Brady wouldn't reveal specifics about Fidelity's technology, such as the number of data centers the company operates, or which hardware or virtualization vendors the company buys from. In an interview with Network World, he spoke generally about the major themes Fidelity's IT department finds important: virtualization, consolidation and standardization.
The advantages of server virtualization are numerous, Brady notes. "Box consolidation" is just a "fringe benefit," he says. Simplifying and automating maintenance by treating everything as a virtual application is a big time-saver.

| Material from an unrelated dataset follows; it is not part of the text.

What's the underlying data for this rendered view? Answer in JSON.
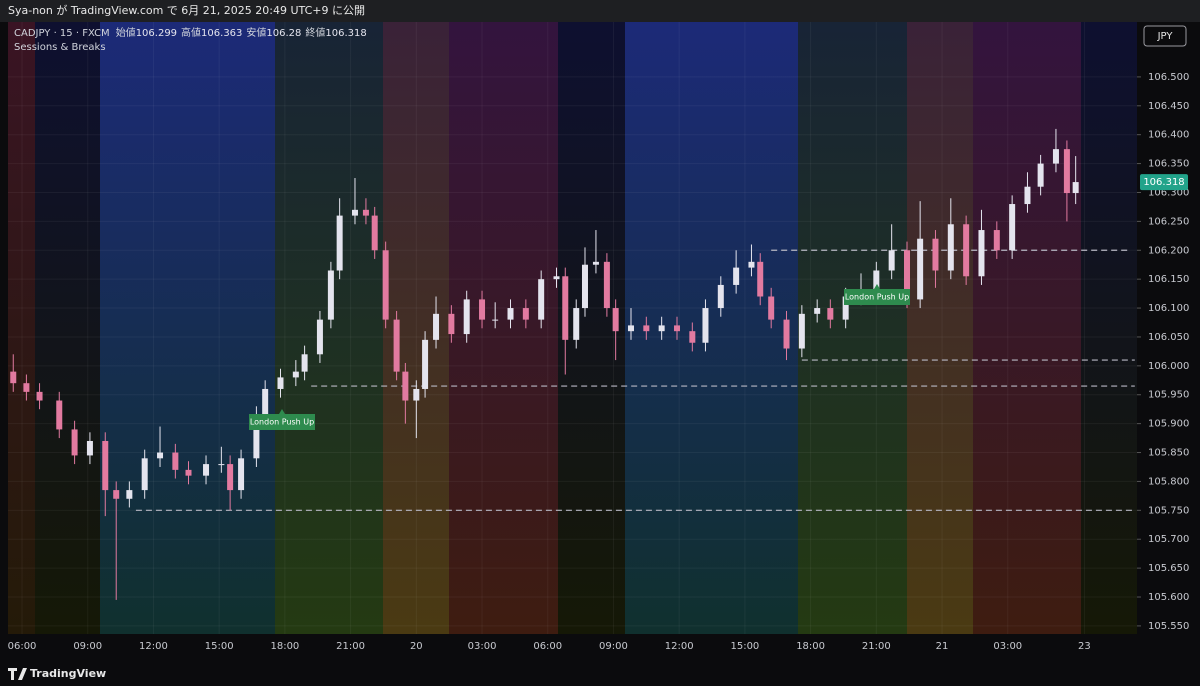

"Today an application has so many hooks into an operating system and a platform, that maintenance has to be done concurrently and it's a very complex, time-consuming process," Brady says. "By applying a hypervisor, even if we have one application on one box, we completely change our service models, we change our provisioning models, and we provide optimized service management."
Fidelity began virtualizing servers almost three years ago, and is broadening that effort. The key isn't really choosing the right vendor, whether it be VMware or Microsoft, Brady says. The important thing is breaking the bond between hardware and application across nearly all Fidelity's infrastructure.
Just about any application is a candidate for virtualization, but some will be pushed off until near the end of the project due to complexity. The virtualization of high-end RISC systems with significant scaling needs will have to wait, partly because RISC virtualization software is less mature than x86 hypervisors, Brady says.